Dajia Mazu est un pèlerinage taoïste dont les origines remontent à l’arrivée des
premiers Chinois à Taiwan au 16e siècle. Il s’organise autour du voyage annuel qu’effectue
la statue de la déesse Mazu à partir de son temple de la ville de Dajia pour rendre visite
à 100 autres temples de taille et d’importance variables, dédiés à des divinités diverses.
Ce périple de 280 kilomètres en palanquin porté à main d’hommes – et, parfois, de
femmes – dure huit jours et sept nuits. Les différentes stations de la procession suscitent
le rassemblement de près de trois millions de personnes, pour des durées allant de
quelques heures à quelques jours. La pratique pèlerine, ici, consiste à participer aux
rituels d’accueil de la déesse dans les temples, villages et quartiers traversés, à passer
accroupi sous le palanquin, à accompagner la procession sur une distance plus ou moins
longue et à coopérer à l’accueil logistique des pèlerins.
Nous avons mené, de 2005 à 2010, sur ces deux terrains ainsi que sur le site de La
Mecque, une recherche comparative visant à caractériser le phénomène pèlerin
contemporain et à déterminer quelques axes autour desquels s’organisent et se structurent
les situations singulières de chacun des sites, tels que les rapports entre la sphère
religieuse et celle du politique, les processus de coexistence des prescriptions dogmatiques
institutionnelles et des dévotions populaires, les constructions identitaires des pèlerins,
les pratiques économiques pèlerines, la relation du pèlerin avec les divinités.

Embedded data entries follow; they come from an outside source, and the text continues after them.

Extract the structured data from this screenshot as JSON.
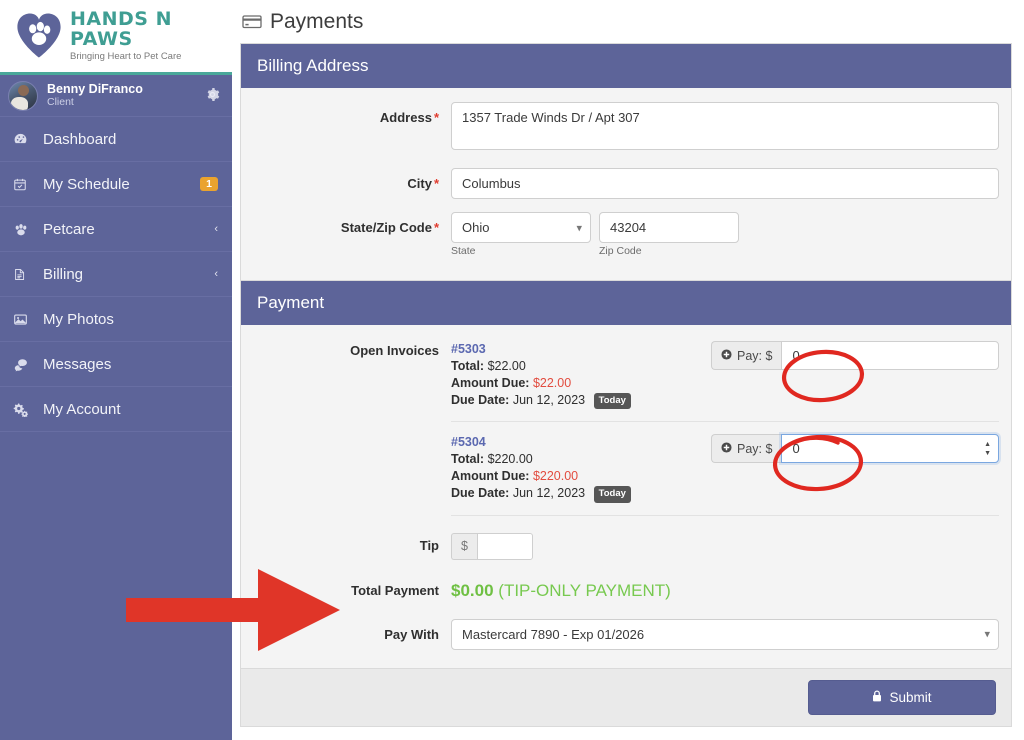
{
  "brand": {
    "name": "HANDS N PAWS",
    "tagline": "Bringing Heart to Pet Care",
    "accent_teal": "#3f9e93",
    "sidebar_bg": "#5d6499"
  },
  "profile": {
    "name": "Benny DiFranco",
    "role": "Client",
    "gear_icon": "gear-icon",
    "avatar_icon": "avatar"
  },
  "sidebar": {
    "items": [
      {
        "label": "Dashboard",
        "icon": "dashboard-icon",
        "badge": "",
        "caret": ""
      },
      {
        "label": "My Schedule",
        "icon": "calendar-icon",
        "badge": "1",
        "caret": ""
      },
      {
        "label": "Petcare",
        "icon": "paw-icon",
        "badge": "",
        "caret": "‹"
      },
      {
        "label": "Billing",
        "icon": "document-icon",
        "badge": "",
        "caret": "‹"
      },
      {
        "label": "My Photos",
        "icon": "photo-icon",
        "badge": "",
        "caret": ""
      },
      {
        "label": "Messages",
        "icon": "chat-icon",
        "badge": "",
        "caret": ""
      },
      {
        "label": "My Account",
        "icon": "cogs-icon",
        "badge": "",
        "caret": ""
      }
    ]
  },
  "header": {
    "title": "Payments",
    "icon": "credit-card-icon"
  },
  "billing_address": {
    "section_title": "Billing Address",
    "address_label": "Address",
    "address_value": "1357 Trade Winds Dr / Apt 307",
    "city_label": "City",
    "city_value": "Columbus",
    "state_zip_label": "State/Zip Code",
    "state_value": "Ohio",
    "state_hint": "State",
    "zip_value": "43204",
    "zip_hint": "Zip Code",
    "required_marker": "*"
  },
  "payment": {
    "section_title": "Payment",
    "open_invoices_label": "Open Invoices",
    "invoices": [
      {
        "number": "#5303",
        "total_label": "Total:",
        "total_value": "$22.00",
        "due_label": "Amount Due:",
        "due_value": "$22.00",
        "date_label": "Due Date:",
        "date_value": "Jun 12, 2023",
        "badge": "Today",
        "pay_label": "Pay: $",
        "pay_value": "0",
        "focused": false
      },
      {
        "number": "#5304",
        "total_label": "Total:",
        "total_value": "$220.00",
        "due_label": "Amount Due:",
        "due_value": "$220.00",
        "date_label": "Due Date:",
        "date_value": "Jun 12, 2023",
        "badge": "Today",
        "pay_label": "Pay: $",
        "pay_value": "0",
        "focused": true
      }
    ],
    "tip_label": "Tip",
    "tip_prefix": "$",
    "tip_value": "",
    "total_label": "Total Payment",
    "total_amount": "$0.00",
    "total_note": "(TIP-ONLY PAYMENT)",
    "total_color": "#6fc043",
    "pay_with_label": "Pay With",
    "pay_with_value": "Mastercard 7890 - Exp 01/2026",
    "submit_label": "Submit",
    "submit_icon": "lock-icon"
  },
  "annotations": {
    "arrow_color": "#e03528",
    "circle_color": "#e02820",
    "arrow_name": "red-arrow-pointing-at-total-payment",
    "circle_1_name": "red-circle-on-invoice-5303-pay-amount",
    "circle_2_name": "red-circle-on-invoice-5304-pay-amount"
  }
}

Nous avons mis en place une méthodologie que nous qualifions de « va-et-vient »
entre les terrains, les techniques (observations plus ou moins participantes, entretiens,
analyse documentaire) et les acteurs (pèlerins, responsables politiques et religieux,
organisateurs de pèlerinages, etc.) Les investigations sur les terrains étaient menées en
parallèle, afin d’enrichir, dans la comparaison, les questionnements, les méthodes et le
champ des situations d’observation.
Les éléments que nous présentons ici sont une partie de cette recherche.
Le temple et les marchands
Depuis 1858, date des « apparitions », la ville de Lourdes a connu un développement
économique lié à un afflux de pèlerins a priori imprévisible, compte tenu du contexte :
isolement du site, origine et position sociale de la voyante, entre autres.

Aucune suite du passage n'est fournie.